Perfused microvascular network architecture in a mouse ear visualized by optical coherence angiography (OCA). (a) 2D projection of 3D OCA data showing typical normal ear microcirculation; (b) OCA of CT-26 tumour growing in a mouse ear (two weeks after tumour cells inoculation); (c,d) are the corresponding white-light photographs of the mouse ear. Black dotted lines indicate the 2.5 × 2.5 mm² regions of OCA imaging.

Figure 2

OCA images of tumour and peri-tumourous perfused microvascular reaction at t = 24 hrs post PDT. (a) before PDT; (b) OCA example of a responder (no visible perfused vessels in the tumour, and extremely low PVD in peri-tumourous tissue); (c) OCA example of a non-responder (no perfused vessels inside the tumour, but many perfused vessels in peri-tumourous tissue). The tumour borders (indicated by dashed contours) were automatically segmented using machine learning pixel classification technique.

Figure 3

OCA-derived PVD changes after treatment for predicting PDT success. (a) PVD temporal evolution in the tumour, and (b) in the peri-tumourous tissue; error bars signify standard deviation. (c) percentage of correctly predicted outcomes (CPO) based on PVD values at the three post-treatment time points.
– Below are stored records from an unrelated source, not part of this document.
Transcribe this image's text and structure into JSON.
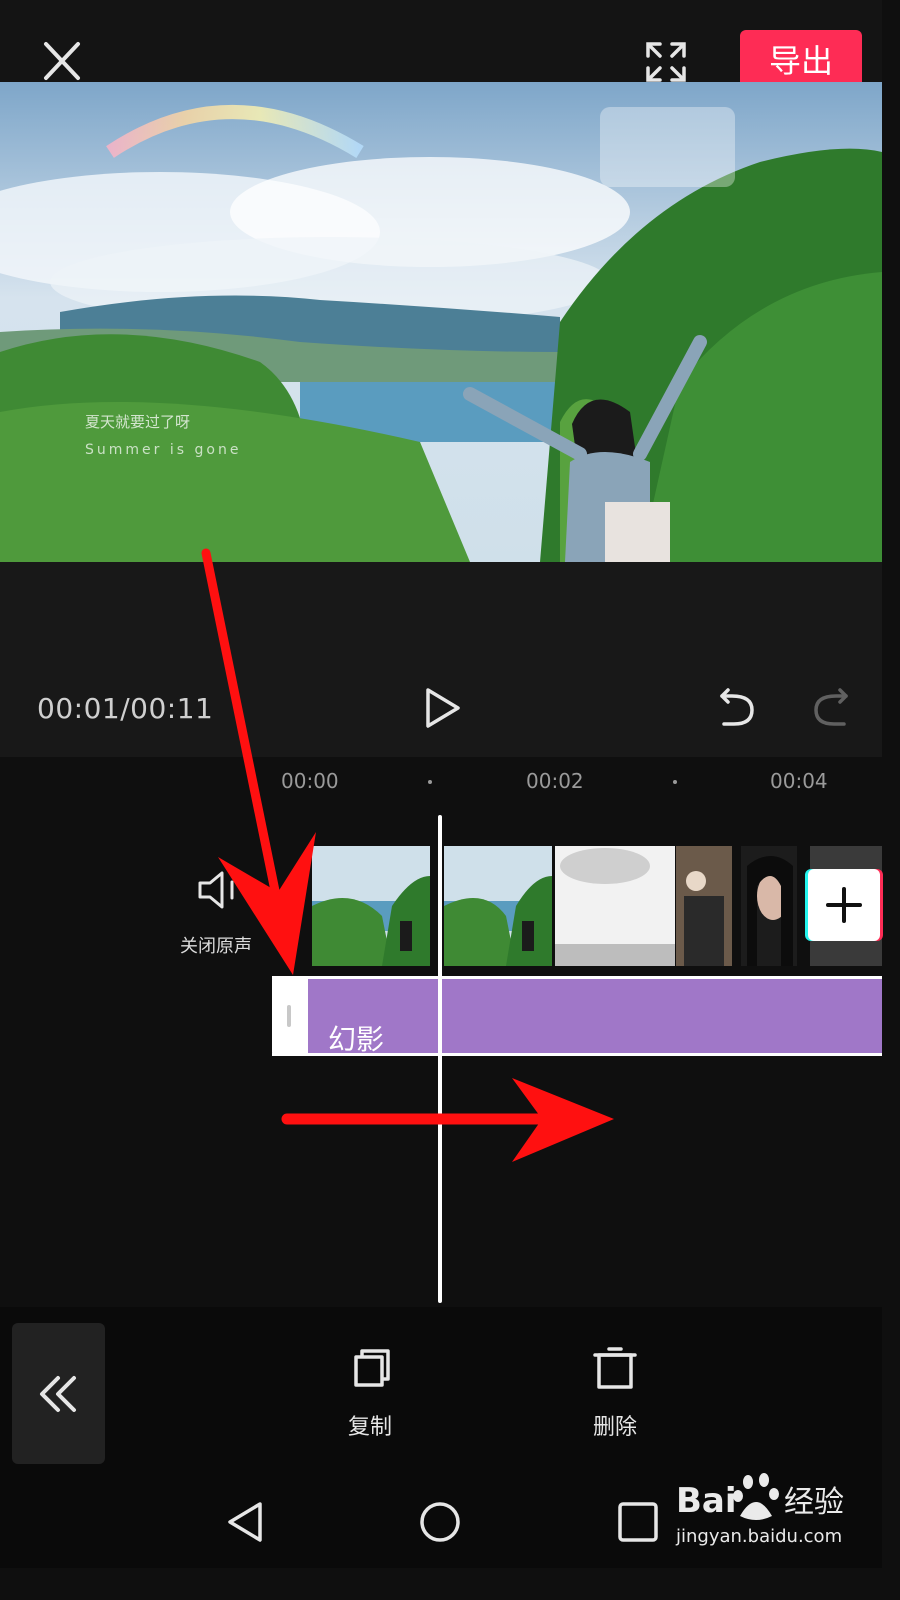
{
  "top_bar": {
    "export_label": "导出"
  },
  "preview": {
    "overlay_line1": "夏天就要过了呀",
    "overlay_line2": "Summer is gone"
  },
  "playback": {
    "time_readout": "00:01/00:11"
  },
  "timeline": {
    "ruler": [
      "00:00",
      "00:02",
      "00:04"
    ],
    "mute_label": "关闭原声",
    "effect_label": "幻影"
  },
  "toolbar": {
    "copy_label": "复制",
    "delete_label": "删除"
  },
  "watermark": {
    "brand": "Bai",
    "brand_cn": "经验",
    "url": "jingyan.baidu.com"
  },
  "colors": {
    "accent": "#fe2c55",
    "effect_track": "#a077c8",
    "annotation_arrow": "#ff1010"
  }
}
Dots indicate values calculated from the experimental data, bars indicate the 95% Wilson score confidence intervals (based on the sample size (n = 31) and the number of correctly predicted outcomes).

Figure 4

Graphical summary of the OCA-based PDT success assessment scheme, based on tumour and peri-tumourous microvascular reaction at t = 24 hrs after treatment.

Figure 5

Histological assessment of treatment outcomes at t = 7 days post PDT. Left column’s two panels exhibit an illustrative responder. (a) Total tumour necrosis (>95%) in the central part of tumour (blue arrows). (b) Total necrosis of ‘normal’ ear tissue ~2 mm distant from the tumour edge (but still within the PDT treatment field). Right column’s two panels exhibit an illustrative non-responder. (c) Partial tumour necrosis (~75%) and viable tumour region. (d) Undamaged ‘normal’ ear tissue ~2 mm away from the tumour edge (but still within the PDT treatment field). Central white-light photograph shows the colour-coded orientation of the two histological sections displayed for each illustrative case.

Figure 6

OCT/OCA data acquisition and signal processing overview. (a) white light image of the tumour-bearing murine ear, with superimposed scanning pattern; colored points represent individual positions of the scanning beam, scanning locations corresponding to the opposite scanning directions are represented in different colors (blue and red); only data acquired during one-directional scanning (from left to right, blue dots on the schematic) were used for OCA processing. Note the absence of repeated scanning at the same position, unlike many OCA methods. Inset shows the details of scanning beam cross sections overlap; (b) 3D OCT volume 2.4 × 2.4 × 1.5 mm; c – 3D OCA volume constructed using high-frequency finite-impulse response filtering (FIR-filter) of the 3D image along the slow axis; d – en face Maximum Intensity Projection of the volume represented in (c); e – en face microvascular image after tumour segmentation: vessels inside the tumour are red and peri-tumourous vessels are green. In (d,e), scale bars are 0.5 mm.